Florence und Edward liebten sich in all ihrer Verschiedenheit. Sie war eine hoffnungsvolle Violinistin, die mit ihrem Streichquartett höchste Ziele erreichen will, er Historiker, der alle Kaiser und Päpste kannte und Bücher über tragische Randfiguren der Geschichte schreiben wollte. Sie stammte aus einem gebildeten und vermögenden Elternhaus, seine Mutter hatte seit einem Unfall einen Hirnschaden und sein Vater konnte das Chaos im Haushalt nicht bändigen. Sie liebte klassische Musik, er Rock‘n Roll.

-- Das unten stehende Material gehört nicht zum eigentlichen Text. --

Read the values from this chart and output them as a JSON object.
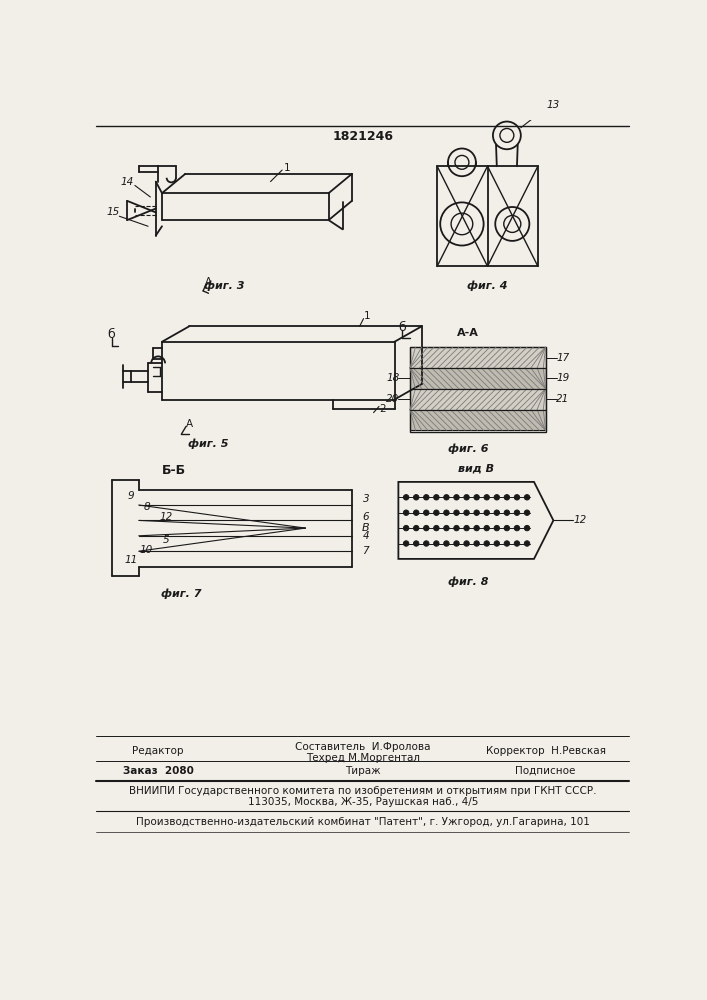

Gemeinsam war ihnen die Angst vor der Hochzeitsnacht. Sie empfand Unbehagen davor, dass er sie „da unten“ berührt oder gar in sie eindringt, mit der Zunge in ihren Mund oder sie gar mit mit seinem Penis penetriert – so wie sie in einem Ratgeber gelesen hatte. Er fürchtete sich davor zu versagen, auch wenn er extra eine Woche lang auf die „Selbstverwöhnung“ verzichtet hatte.

Die Ehe endete in der Hochzeitsnacht: „Florence war stolz darauf, im richtigen Moment daran gedacht zu haben, daß ihr rotes Handbuch erklärte, es sei der Braut durchaus gestattet, den Mann ‚in sich einzuführen‘.“ [132] Aber bei Edward löste es aus, dass er über ihr ergoss. „Es war eine Katastrophe, und sie wußte es sofort“ [134]. Sie sprang aus dem Bett und floh an den Strand. Er folgte ihr. Ein hilfreiches Gespräch wollte nicht gelingen. Florence ging schließlich  fort, „bis sie nur noch ein verschwommener, kleiner Punkt auf dem ungeheuer langen, schnurgeraden im fahlen Licht schimmernden Kieselstreifen war“ [207].


selber lesen
Ian McEwan, Am Strand, 2008 [Original: On Chesil Beach, 2007].